I probably shouldn’t be shocked by this, but I stare at my sludgy delicates in the trash can for a solid few seconds before deciding commando it is. I pull a black tank top over my head and it’s so snug that I think for a minute it’s trying to strangle me. I’m about ten seconds away from accepting that this is how I go, but with several grunts and some serious elbow grease, I get the damn thing down over my boobs and I’m able to breathe again. The shirt is long enough to go down to my waist, but it’s so tight that the hem rolls up, making it look more like a crop top than anything that can really be considered a full-sized shirt.
I have the opposite problem with the light gray sweatpants I step into. They’re so big that even when I tie them as tight as they’ll go, they still sit dangerously low on my hips. One wrong move and I’ll be flashing pubes and ass crack. Great. As if I haven’t made enough of a hot mess express impression on these guys already.
Walking out, I head downstairs, meeting up with the same bald maid from before, and she brings me to the dining room. My eyes immediately find Echo. The pale man is sitting to the left of Iceman, his black eyes looking at me over his steaming cup of coffee. Well, I assume it’s coffee, but I guess since he’s a demon, he could be drinking the souls of the dead.
Echo grins. “I only drink the souls of the dead on Mondays.”
I balk. “You can read my motherfucking mind?”
“No, you said that out loud, Swampy.”
I scowl at him and sit on the other side of the table, to the right of Iceman. The table is covered in platters, with everything from fluffy eggs to a fruit salad, fresh crepes, and a heaping bowl of steaming bacon.
My mouth waters, but before I can pick up my plate, a servant that I hadn’t even noticed was behind me plucks it up. I jolt in surprise, looking back to find none other than Grumpy Lurch. Dammit.
“Oh, uh, I can do that…” I say, reaching for my plate, but the butler holds it out of my reach. “Don’t be silly, Miss Gates. I shall tend to you.”
I grimace at his emphasis of the words “tend to you” because I’m fairly certain he means “fuck with you.”
He starts to fill my plate for me, but instead of the neat little portions that Iceman and Echo have, GL starts piling everything in the middle of my plate with rough spoonfuls, sending some of the food flying at me. I barely manage to dodge a piece of egg white before it slaps against the floor behind me.
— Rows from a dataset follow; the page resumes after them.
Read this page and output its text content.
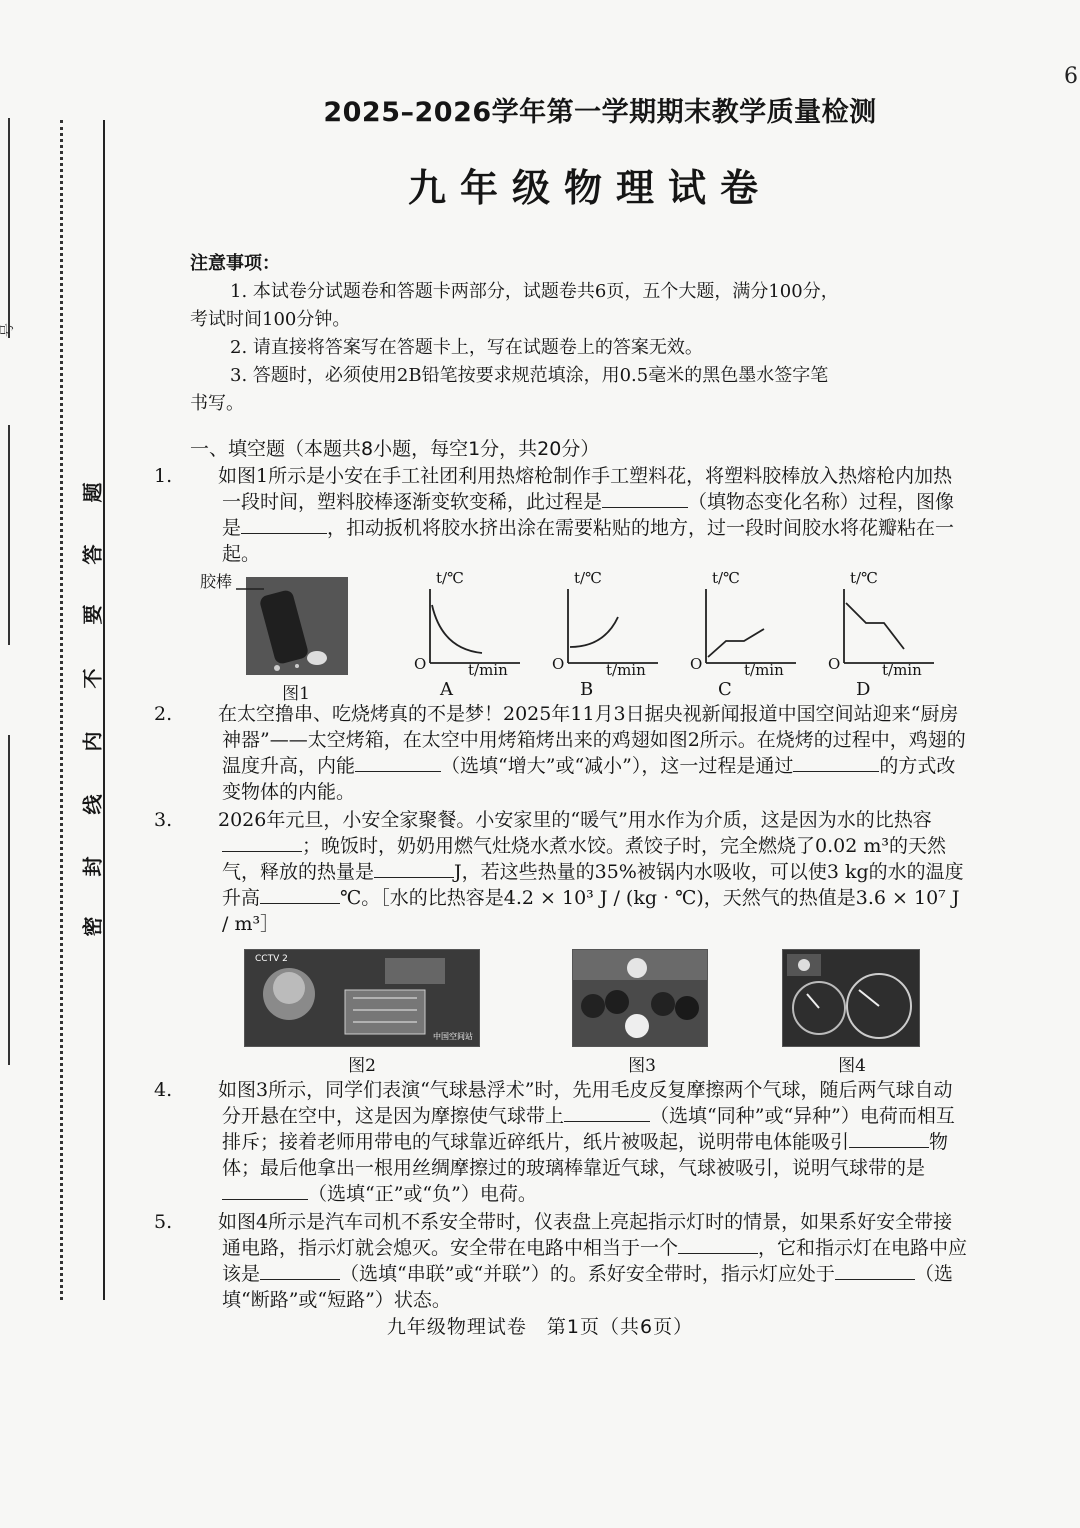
号
题
答
要
不
内
线
封
密
6
2025–2026学年第一学期期末教学质量检测
九年级物理试卷
注意事项：
1. 本试卷分试题卷和答题卡两部分，试题卷共6页，五个大题，满分100分，
考试时间100分钟。
2. 请直接将答案写在答题卡上，写在试题卷上的答案无效。
3. 答题时，必须使用2B铅笔按要求规范填涂，用0.5毫米的黑色墨水签字笔
书写。
一、填空题（本题共8小题，每空1分，共20分）
1. 如图1所示是小安在手工社团利用热熔枪制作手工塑料花，将塑料胶棒放入热熔枪内加热一段时间，塑料胶棒逐渐变软变稀，此过程是	（填物态变化名称）过程，图像是	，扣动扳机将胶水挤出涂在需要粘贴的地方，过一段时间胶水将花瓣粘在一起。
胶棒
图1
t/℃
O	t/min
A
t/℃
O	t/min
B
t/℃
O	t/min
C
t/℃
O	t/min
D
2. 在太空撸串、吃烧烤真的不是梦！2025年11月3日据央视新闻报道中国空间站迎来“厨房神器”——太空烤箱，在太空中用烤箱烤出来的鸡翅如图2所示。在烧烤的过程中，鸡翅的温度升高，内能	（选填“增大”或“减小”），这一过程是通过	的方式改变物体的内能。
3. 2026年元旦，小安全家聚餐。小安家里的“暖气”用水作为介质，这是因为水的比热容；晚饭时，奶奶用燃气灶烧水煮水饺。煮饺子时，完全燃烧了0.02 m³的天然气，释放的热量是	J，若这些热量的35%被锅内水吸收，可以使3 kg的水的温度升高	℃。［水的比热容是4.2 × 10³ J / (kg · ℃)，天然气的热值是3.6 × 10⁷ J / m³］
CCTV 2
中国空间站
图2	图3	图4
4. 如图3所示，同学们表演“气球悬浮术”时，先用毛皮反复摩擦两个气球，随后两气球自动分开悬在空中，这是因为摩擦使气球带上	（选填“同种”或“异种”）电荷而相互排斥；接着老师用带电的气球靠近碎纸片，纸片被吸起，说明带电体能吸引	物体；最后他拿出一根用丝绸摩擦过的玻璃棒靠近气球，气球被吸引，说明气球带的是（选填“正”或“负”）电荷。
5. 如图4所示是汽车司机不系安全带时，仪表盘上亮起指示灯时的情景，如果系好安全带接通电路，指示灯就会熄灭。安全带在电路中相当于一个	，它和指示灯在电路中应该是	（选填“串联”或“并联”）的。系好安全带时，指示灯应处于	（选填“断路”或“短路”）状态。
九年级物理试卷　第1页（共6页）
I clear my throat, nervous about the destruction of my breakfast. “I’m really sorry about storming in yesterday,” I tell him. I don’t get any response other than another scoop, scowl, and slap on my plate. “And about the mess,” I quickly add. “I hope it wasn’t too bad. I can help if—”
He cuts me off. “Nonsense. I am here to serve, Miss Gates.”
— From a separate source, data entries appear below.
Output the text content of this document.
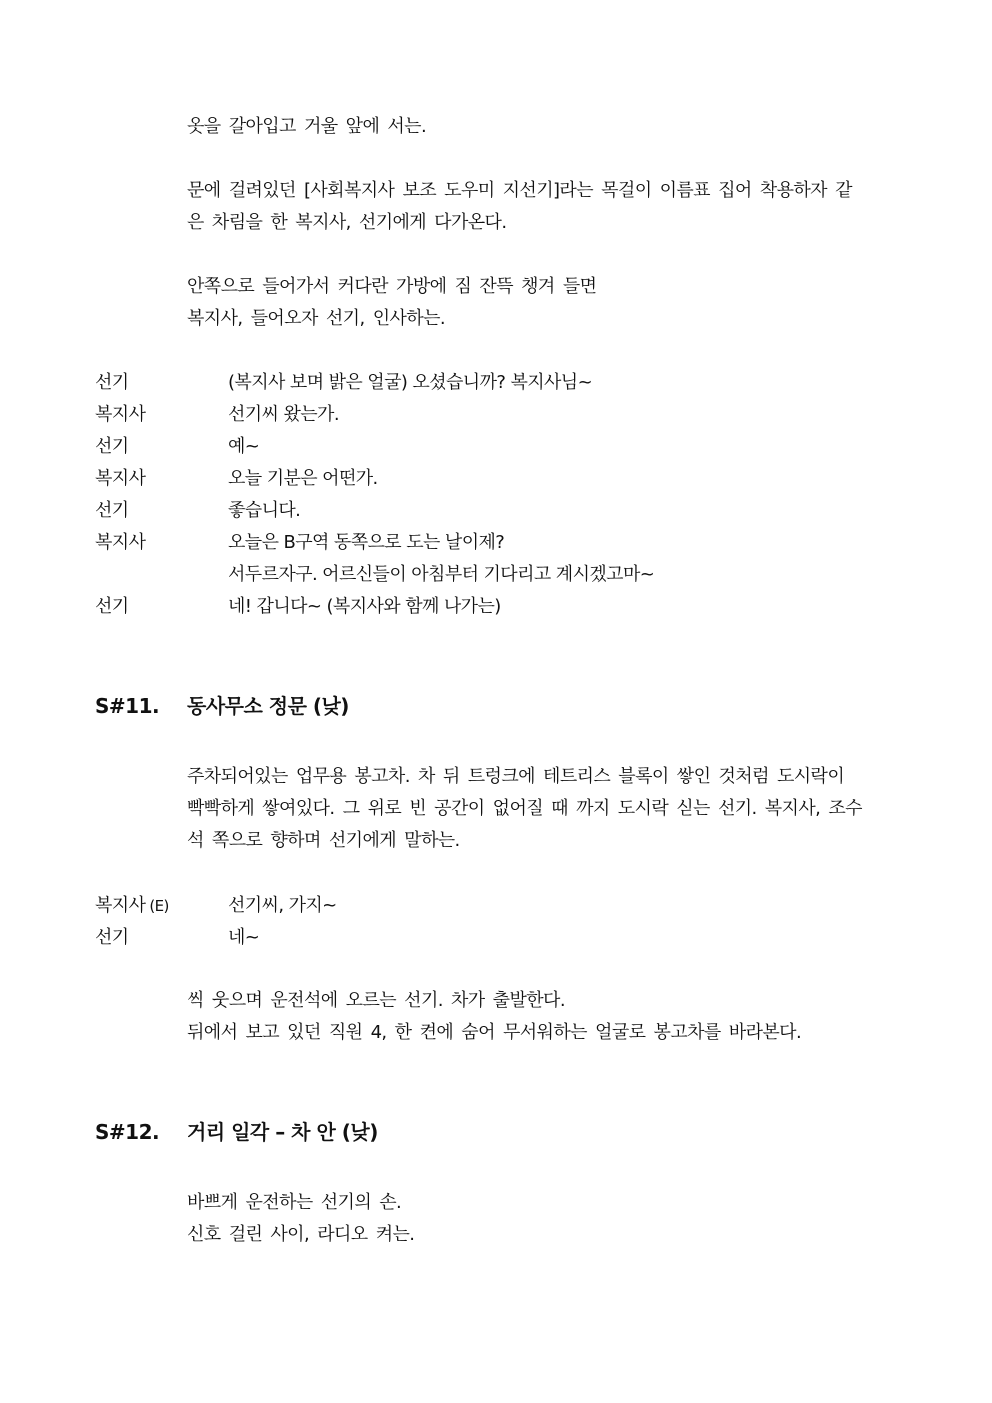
옷을 갈아입고 거울 앞에 서는.
문에 걸려있던 [사회복지사 보조 도우미 지선기]라는 목걸이 이름표 집어 착용하자 같
은 차림을 한 복지사, 선기에게 다가온다.
안쪽으로 들어가서 커다란 가방에 짐 잔뜩 챙겨 들면
복지사, 들어오자 선기, 인사하는.
선기	(복지사 보며 밝은 얼굴) 오셨습니까? 복지사님~
복지사	선기씨 왔는가.
선기	예~
복지사	오늘 기분은 어떤가.
선기	좋습니다.
복지사	오늘은 B구역 동쪽으로 도는 날이제?
서두르자구. 어르신들이 아침부터 기다리고 계시겠고마~
선기	네! 갑니다~ (복지사와 함께 나가는)
S#11. 동사무소 정문 (낮)
주차되어있는 업무용 봉고차. 차 뒤 트렁크에 테트리스 블록이 쌓인 것처럼 도시락이
빡빡하게 쌓여있다. 그 위로 빈 공간이 없어질 때 까지 도시락 싣는 선기. 복지사, 조수
석 쪽으로 향하며 선기에게 말하는.
복지사 (E)	선기씨, 가지~
선기	네~
씩 웃으며 운전석에 오르는 선기. 차가 출발한다.
뒤에서 보고 있던 직원 4, 한 켠에 숨어 무서워하는 얼굴로 봉고차를 바라본다.
S#12. 거리 일각 – 차 안 (낮)
바쁘게 운전하는 선기의 손.
신호 걸린 사이, 라디오 켜는.
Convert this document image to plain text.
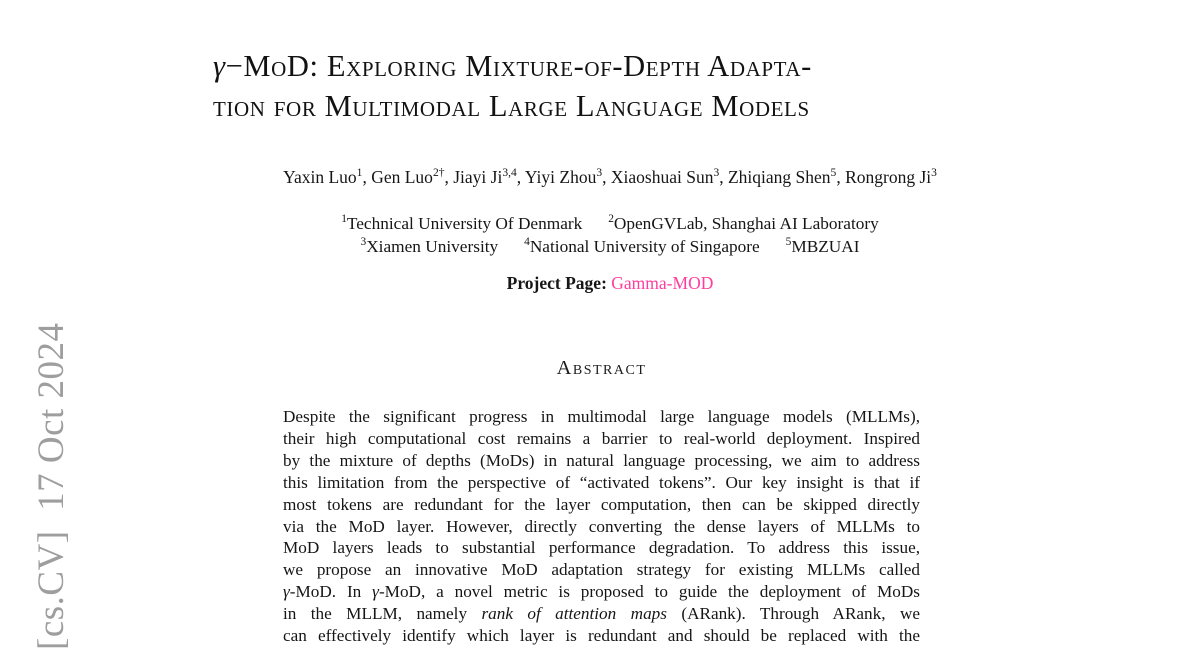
[cs.CV]  17 Oct 2024
γ−MoD: Exploring Mixture-of-Depth Adapta-
tion for Multimodal Large Language Models
Yaxin Luo$^1$, Gen Luo$^{2\dagger}$, Jiayi Ji$^{3,4}$, Yiyi Zhou$^3$, Xiaoshuai Sun$^3$, Zhiqiang Shen$^5$, Rongrong Ji$^3$
$^1$Technical University Of Denmark   $^2$OpenGVLab, Shanghai AI Laboratory
$^3$Xiamen University   $^4$National University of Singapore   $^5$MBZUAI
Project Page: Gamma-MOD
Abstract
Despite the significant progress in multimodal large language models (MLLMs),
their high computational cost remains a barrier to real-world deployment. Inspired
by the mixture of depths (MoDs) in natural language processing, we aim to address
this limitation from the perspective of “activated tokens”. Our key insight is that if
most tokens are redundant for the layer computation, then can be skipped directly
via the MoD layer. However, directly converting the dense layers of MLLMs to
MoD layers leads to substantial performance degradation. To address this issue,
we propose an innovative MoD adaptation strategy for existing MLLMs called
γ-MoD. In γ-MoD, a novel metric is proposed to guide the deployment of MoDs
in the MLLM, namely rank of attention maps (ARank). Through ARank, we
can effectively identify which layer is redundant and should be replaced with the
With a jerk, he places the plate down in front of me, and all I can do is stare down at the mess. The watermelon has been mashed over the eggs, staining it in juices that resemble watery blood. I have exactly one piece of bacon that looks like he cooked it in the pits of Hell and only brought it back up once it was charred and smoking. The buttery biscuits are in crumbles, the gravy is drizzled over a strawberry tart, and I’m afraid to ask what the slimy green stuff is.
“Would you like anything else for breakfast, Miss Gates?” Lurch asks, almost daring me to complain in front of the guys.